Dean hailed homeschooling for allowing children to choose topics they are interested in, within a set curriculum, and to advance at their own pace.
When Elizabeth, who goes by the nickname Bitsy, begins high school next term, she will enroll in Spanish and writing courses at the local community college, while continuing her homeschooling, which will include an online trigonometry course for students two years older than she is.
Homeschooling dates back to colonial America, but lost ground when institutionalized schooling became compulsory in the mid-1800s.
At the height of the hippy culture in the 1960s, homeschooling enjoyed a renaissance as left-wingers seeking to buck the establishment taught their children themselves.

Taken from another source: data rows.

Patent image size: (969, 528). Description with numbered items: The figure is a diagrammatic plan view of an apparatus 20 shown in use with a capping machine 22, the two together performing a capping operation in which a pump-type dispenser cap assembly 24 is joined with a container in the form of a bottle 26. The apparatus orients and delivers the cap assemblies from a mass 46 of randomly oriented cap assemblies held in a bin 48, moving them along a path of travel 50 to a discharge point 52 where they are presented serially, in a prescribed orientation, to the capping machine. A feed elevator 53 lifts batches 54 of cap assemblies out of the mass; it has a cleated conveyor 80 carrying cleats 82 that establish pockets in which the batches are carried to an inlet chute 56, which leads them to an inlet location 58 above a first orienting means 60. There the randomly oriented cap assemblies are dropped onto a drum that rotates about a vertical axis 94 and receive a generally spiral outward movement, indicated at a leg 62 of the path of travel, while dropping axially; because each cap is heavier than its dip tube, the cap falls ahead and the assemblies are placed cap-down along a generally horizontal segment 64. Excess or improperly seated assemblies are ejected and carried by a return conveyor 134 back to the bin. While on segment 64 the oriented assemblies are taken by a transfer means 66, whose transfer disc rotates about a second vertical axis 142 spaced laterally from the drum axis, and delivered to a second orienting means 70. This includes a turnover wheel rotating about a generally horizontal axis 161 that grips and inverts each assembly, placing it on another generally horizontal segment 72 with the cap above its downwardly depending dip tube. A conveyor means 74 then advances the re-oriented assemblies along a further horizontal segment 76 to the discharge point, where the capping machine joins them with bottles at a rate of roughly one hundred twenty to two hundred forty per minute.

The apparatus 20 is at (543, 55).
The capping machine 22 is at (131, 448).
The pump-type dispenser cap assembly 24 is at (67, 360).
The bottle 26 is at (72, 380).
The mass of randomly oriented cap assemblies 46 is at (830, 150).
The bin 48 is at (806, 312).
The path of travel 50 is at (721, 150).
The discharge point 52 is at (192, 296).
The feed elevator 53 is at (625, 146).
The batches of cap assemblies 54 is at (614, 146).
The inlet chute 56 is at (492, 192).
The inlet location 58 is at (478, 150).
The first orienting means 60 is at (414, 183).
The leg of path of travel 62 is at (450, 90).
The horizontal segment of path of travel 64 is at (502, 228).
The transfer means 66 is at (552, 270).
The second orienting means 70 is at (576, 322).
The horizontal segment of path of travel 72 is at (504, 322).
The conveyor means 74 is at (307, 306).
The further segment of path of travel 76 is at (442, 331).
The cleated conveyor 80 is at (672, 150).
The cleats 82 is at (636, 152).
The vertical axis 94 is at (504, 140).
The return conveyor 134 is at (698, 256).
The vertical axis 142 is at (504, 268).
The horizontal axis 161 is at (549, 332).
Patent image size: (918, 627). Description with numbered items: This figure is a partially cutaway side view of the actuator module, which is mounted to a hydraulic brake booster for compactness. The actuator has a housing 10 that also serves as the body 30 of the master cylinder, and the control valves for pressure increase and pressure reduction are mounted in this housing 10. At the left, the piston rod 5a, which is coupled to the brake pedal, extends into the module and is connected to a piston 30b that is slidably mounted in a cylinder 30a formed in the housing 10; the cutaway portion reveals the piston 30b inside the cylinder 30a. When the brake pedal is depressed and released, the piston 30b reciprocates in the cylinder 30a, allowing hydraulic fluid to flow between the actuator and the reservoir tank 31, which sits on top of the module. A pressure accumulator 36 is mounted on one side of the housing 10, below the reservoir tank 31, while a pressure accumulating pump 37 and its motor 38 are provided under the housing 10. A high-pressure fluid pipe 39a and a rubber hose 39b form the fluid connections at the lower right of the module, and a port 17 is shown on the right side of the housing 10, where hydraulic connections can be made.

Christian conservatives were the next to embrace homeschooling, and “by 1990, 85 to 90 percent of all homeschoolers came from the ranks of the religious right,” Paul Petersen, a senior fellow at Stanford University’s Hoover Institution, wrote in Education Next, which he edits.
The number of homeschooled children soared by 29 percent between 1999 and 2003, from 850,000 to roughly 1.1 million, data from the National Center for Education Statistics (NCES) show.
In Maryland, which keeps its own statistics on homeschooling, there were 2,296 home-schooled children in 1990, and more than 10 times that number — 24,227 — in 2006.
A survey conducted in 2003 by the NCES showed that the reason given most often by parents for homeschooling their children was the environment in traditional schools.
Just over 30 percent of parents polled said they homeschooled their kids because of worries for their safety, about drugs or peer pressure.
Slightly less than 30 percent said they chose to homeschool their children for moral or religious reasons and 16.5 percent because they were unhappy with the academics in traditional schools.
Tamara Bergen has homeschooled her two daughters for the past 15 years, partly because she wants to share her Christian values with them, but also because “families that educate at home have more flexibility with their schedules.”
“You can teach to your child’s level, abilities, pace, interests, gifts and talents. Home education teaches students to be self-starters and independent learners,” says her Web site, theenterprisinghomeschooler.com.
The biggest criticism leveled at homeschooling is that it deprives children of social contact.